Equity crowdfunding is also known as regulation crowdfunding, as it is regulated by the Federal Government. Your company is still offering equity to investors in exchange for capital, even if you aren't selling shares on a stock exchange. As a result, the procedure has more constraints than a straightforward internet fundraising effort such as GoFundMe or Kickstarter. Guidelines are crucial if you want to use equity crowdfunding to raise funds for your company. Otherwise, you may face unfavorable results. Failure to obey the regulations, for example, may result in you having to return any investments you have received. The Securities and Exchange Commission (SEC) of the United States may even suspend the company's ability to sell shares to investors for a while.


The following are some of the procedures you'll need to take to sell business shares using an internet crowdfunding platform.

  • To process any investment transactions, work with an SEC-registered broker-dealer (also known as a funding gateway).
  • Allow no more than $5 million in crowdfunding investments each year.
  • Follow federal regulations regarding the amount of money you can receive from unaffiliated investors in 12 months (amounts vary based on income)
  • Depending on the amount of investment your company receives, make any mandatory financial reports public.

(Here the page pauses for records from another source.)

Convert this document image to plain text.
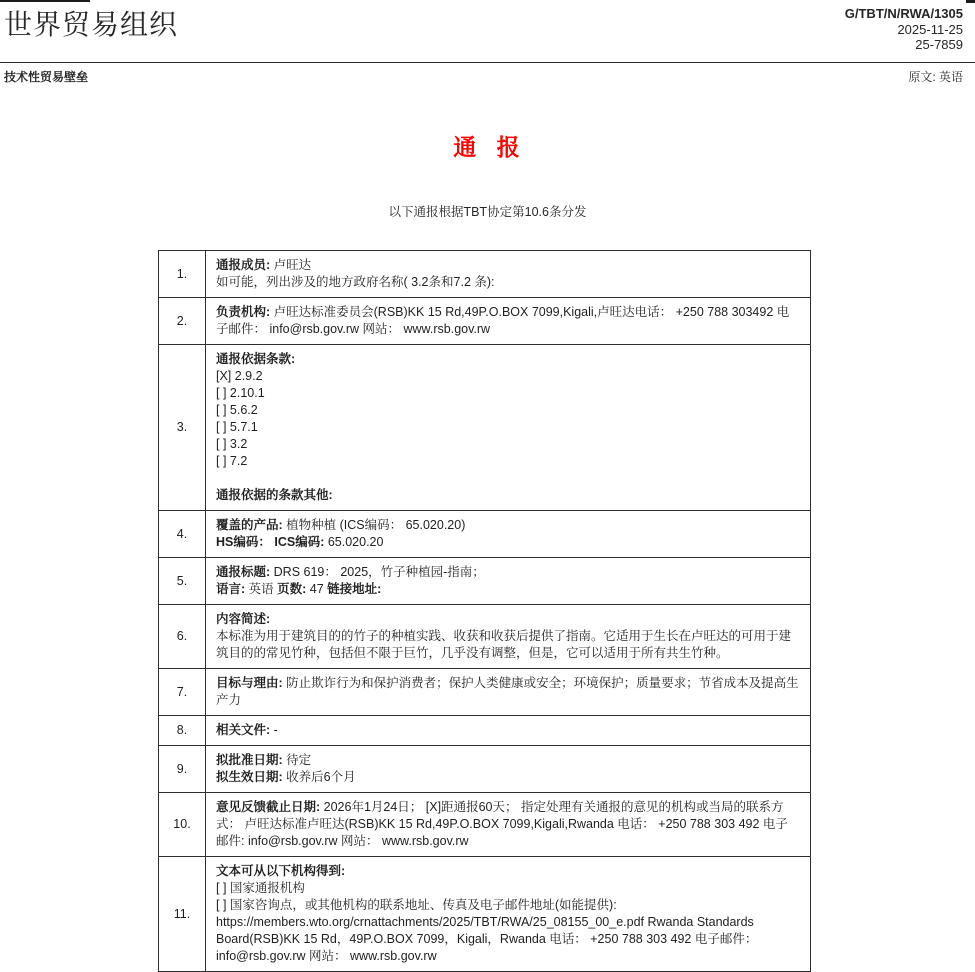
世界贸易组织	G/TBT/N/RWA/1305
2025-11-25
25-7859
技术性贸易壁垒	原文: 英语
通 报
以下通报根据TBT协定第10.6条分发
1.	通报成员: 卢旺达
如可能，列出涉及的地方政府名称( 3.2条和7.2 条):

2.	负责机构: 卢旺达标准委员会(RSB)KK 15 Rd,49P.O.BOX 7099,Kigali,卢旺达电话： +250 788 303492 电子邮件： info@rsb.gov.rw 网站： www.rsb.gov.rw

3.	
通报依据条款:
[X] 2.9.2
[ ] 2.10.1
[ ] 5.6.2
[ ] 5.7.1
[ ] 3.2
[ ] 7.2

通报依据的条款其他:

4.	覆盖的产品: 植物种植 (ICS编码： 65.020.20)
HS编码： ICS编码: 65.020.20

5.	通报标题: DRS 619： 2025，竹子种植园-指南；
语言: 英语 页数: 47 链接地址:

6.	内容简述:
本标准为用于建筑目的的竹子的种植实践、收获和收获后提供了指南。它适用于生长在卢旺达的可用于建筑目的的常见竹种，包括但不限于巨竹，几乎没有调整，但是，它可以适用于所有共生竹种。

7.	目标与理由: 防止欺诈行为和保护消费者；保护人类健康或安全；环境保护；质量要求；节省成本及提高生产力

8.	相关文件: -

9.	拟批准日期: 待定
拟生效日期: 收养后6个月

10.	意见反馈截止日期: 2026年1月24日； [X]距通报60天； 指定处理有关通报的意见的机构或当局的联系方式： 卢旺达标准卢旺达(RSB)KK 15 Rd,49P.O.BOX 7099,Kigali,Rwanda 电话： +250 788 303 492 电子邮件: info@rsb.gov.rw 网站： www.rsb.gov.rw

11.	文本可从以下机构得到:
[ ] 国家通报机构
[ ] 国家咨询点，或其他机构的联系地址、传真及电子邮件地址(如能提供):
https://members.wto.org/crnattachments/2025/TBT/RWA/25_08155_00_e.pdf Rwanda Standards Board(RSB)KK 15 Rd，49P.O.BOX 7099，Kigali，Rwanda 电话： +250 788 303 492 电子邮件： info@rsb.gov.rw 网站： www.rsb.gov.rw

You'll need to create a captivating campaign in addition to legal problems if you want to energize the public and persuade others to invest in your company. A successful equity crowdfunding campaign should provide crucial information to potential investors, such as:

  • You'll need to raise a certain quantity of money
  • What you intend to do with the funds
  • Customers you're looking for
  • What is your profit margin?
  • What sets your company apart from the competition?
  • Why should investors back you up?


Crowdfunding Platforms

Kickstarter is a non-profit organization established in Brooklyn, New York that runs a global crowdsourcing platform for creative projects. The company's declared aim is to "assist in the realization of creative ideas." Kickstarter had generated $6.6 billion in pledges from 21 million backers as of July 2021, enough to fund 222,000 projects ranging from films to music to stage plays to comics to journalism to video games to technology to publishing to food-related ventures. Danae Ringelmann, Slava Rubin, and Eric Schell launched Indiegogo, an American crowdsourcing website, in 2008. San Francisco, California, is home to the company's headquarters. One of the first sites to provide crowdfunding is this one. Indiegogo is a crowdfunding platform that allows people to raise money for a good cause, a charity, or a new business.

AngelList features a syndicated network of investors who cover all setup costs and carry interest, allowing entrepreneurs to raise money for free. By creating an AngelList profile, any startup incorporated in the United States or the United Kingdom can apply for investment; however, syndicates often look for companies with a respectable founding team, demonstrable postlaunch traction, or a prominent offline investor already involved. FrontFundr is an exempt market dealer and Canada's top online private markets investing platform. They help Canadian entrepreneurs bring their ground-breaking ideas into reality by providing startups and growth enterprises with access to finance that helps them expand. The firm also offers investors the chance to invest in these businesses. All Canadians, whether seasoned financial experts or first-time investors, can use the online platform to support the ideas and activities they want to see flourish. They've amassed a community of over 34,000 people, launched over 100 successful funding campaigns, and assisted businesses in raising over $120 million.